In March of 2020, the State of Washington imposed an emergency order responding to the threat of COVID-19. The order prohibited landlords from evicting tenants for nonpayment, expired leases, or any other reason unless the tenant presented “a significant and immediate risk to the health, safety, or property of others” or unless the landlord wished to personally occupy or sell the property.

Under the Fifth and Fourteenth Amendments, states cannot take private property for public use without providing just compensation. A group of rental property owners in Washington State sued, arguing that the moratorium amounted to an uncompensated taking. Each of the owners rented out property covered by the moratorium, and each lost the right to control their own property as a result of the order.

But the Supreme Court of Washington rejected the owners’ takings claims, based on its interpretation of the Supreme Court case Yee v. City of Escondido (1992). According to the Supreme Court of Washington, Yee held that the government can change the terms and duration of a tenant’s lease without compensating a landlord, so long as the landlord originally opened the property to the tenant voluntarily.

Now the owners are asking the Supreme Court to take their case, and Cato has filed an amicus brief supporting their petition.

In our brief, we explain that the Supreme Court of Washington completely misinterpreted Yee, which merely stated that an ordinance setting a maximum rent did not amount to a physical taking.
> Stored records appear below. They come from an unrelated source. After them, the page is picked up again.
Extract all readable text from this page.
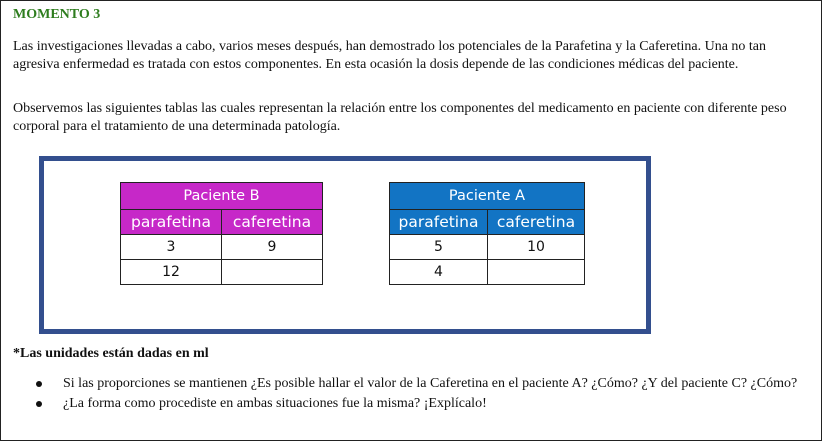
MOMENTO 3

Las investigaciones llevadas a cabo, varios meses después, han demostrado los potenciales de la Parafetina y la Caferetina. Una no tan agresiva enfermedad es tratada con estos componentes. En esta ocasión la dosis depende de las condiciones médicas del paciente.

Observemos las siguientes tablas las cuales representan la relación entre los componentes del medicamento en paciente con diferente peso corporal para el tratamiento de una determinada patología.

Paciente B	
parafetina	caferetina
3	9
12	
Paciente A	
parafetina	caferetina
5	10
4	

*Las unidades están dadas en ml

Si las proporciones se mantienen ¿Es posible hallar el valor de la Caferetina en el paciente A? ¿Cómo? ¿Y del paciente C? ¿Cómo?
¿La forma como procediste en ambas situaciones fue la misma? ¡Explícalo!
The owners in Yee were not trying to evict any of their tenants. And unlike Washington State’s order, the ordinance at issue in Yee allowed the owners to evict tenants for many reasons, including nonpayment of rent, violation of the law, expiration of the lease, or an owner’s wish to change the use of the property.
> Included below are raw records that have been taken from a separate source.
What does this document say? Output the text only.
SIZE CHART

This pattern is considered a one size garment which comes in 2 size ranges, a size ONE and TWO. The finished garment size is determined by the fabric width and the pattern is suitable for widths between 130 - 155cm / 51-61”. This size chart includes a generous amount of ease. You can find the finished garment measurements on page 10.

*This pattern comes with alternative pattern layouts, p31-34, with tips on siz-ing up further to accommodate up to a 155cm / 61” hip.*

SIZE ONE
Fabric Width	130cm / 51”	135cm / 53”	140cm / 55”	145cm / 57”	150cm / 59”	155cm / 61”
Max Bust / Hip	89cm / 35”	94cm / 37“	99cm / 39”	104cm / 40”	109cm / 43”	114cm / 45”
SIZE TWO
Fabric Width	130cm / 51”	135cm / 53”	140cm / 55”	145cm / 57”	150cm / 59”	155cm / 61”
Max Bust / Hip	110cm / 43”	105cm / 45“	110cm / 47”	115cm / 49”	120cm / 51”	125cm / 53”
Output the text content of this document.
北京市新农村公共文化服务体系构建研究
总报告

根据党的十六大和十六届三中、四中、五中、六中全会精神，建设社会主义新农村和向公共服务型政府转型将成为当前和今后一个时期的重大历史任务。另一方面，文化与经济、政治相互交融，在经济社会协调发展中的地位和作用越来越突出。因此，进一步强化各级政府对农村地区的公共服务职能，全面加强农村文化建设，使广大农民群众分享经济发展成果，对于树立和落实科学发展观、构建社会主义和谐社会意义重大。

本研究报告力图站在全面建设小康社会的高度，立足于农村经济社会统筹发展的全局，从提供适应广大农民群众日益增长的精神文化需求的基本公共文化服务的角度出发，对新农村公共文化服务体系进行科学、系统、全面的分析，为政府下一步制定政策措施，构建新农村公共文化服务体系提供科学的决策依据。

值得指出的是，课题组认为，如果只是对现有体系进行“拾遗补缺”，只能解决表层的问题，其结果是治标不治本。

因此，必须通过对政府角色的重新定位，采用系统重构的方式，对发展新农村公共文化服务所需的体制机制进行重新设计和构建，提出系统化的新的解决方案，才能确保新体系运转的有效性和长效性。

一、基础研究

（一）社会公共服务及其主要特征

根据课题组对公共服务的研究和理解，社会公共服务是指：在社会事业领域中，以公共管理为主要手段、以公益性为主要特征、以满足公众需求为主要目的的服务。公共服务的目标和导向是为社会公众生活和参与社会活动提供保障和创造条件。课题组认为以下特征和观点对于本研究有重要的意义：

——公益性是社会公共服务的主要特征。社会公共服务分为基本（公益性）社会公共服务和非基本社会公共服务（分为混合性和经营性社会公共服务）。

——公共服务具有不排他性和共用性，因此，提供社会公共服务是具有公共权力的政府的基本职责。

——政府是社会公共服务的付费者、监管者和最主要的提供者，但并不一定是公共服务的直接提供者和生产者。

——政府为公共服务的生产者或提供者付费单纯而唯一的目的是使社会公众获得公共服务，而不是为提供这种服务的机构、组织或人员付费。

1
As our brief recounts, the Supreme Court of Washington’s misinterpretation of Yee has serious practical consequences. State and local governments enacted numerous eviction moratoriums during the pandemic. These moratoriums allowed tenants to continue occupying rental properties regardless of missed payments, bad behavior, or the owner’s desire to change the use of the property. And general rent control laws similarly restricting evictions have proliferated in recent years.

Such laws and ordinances have reduced property values and caused many small‐​time landlords to struggle to meet their bills. The rental housing industry is worth $3.4 trillion and employs 17.5 million jobs, so these added costs weigh down an already struggling economy.

This financial impact on landlords has caused a reduction in available rental housing, perversely increasing rents for tenants and leading to the gentrification of cities. It has also caused landlords to neglect necessary maintenance, harming the quality of housing that tenants receive. Given that more than a third of housing units are occupied by renters, a huge proportion of the population suffers when rents increase and the quality of rental housing decreases.

Property rights are essential to economic prosperity, and the right to exclude is the sine qua non of property ownership. The Supreme Court ought to take this case, reverse the Supreme Court of Washington, and reiterate that the government cannot infringe on property owners’ right to exclude without paying just compensation.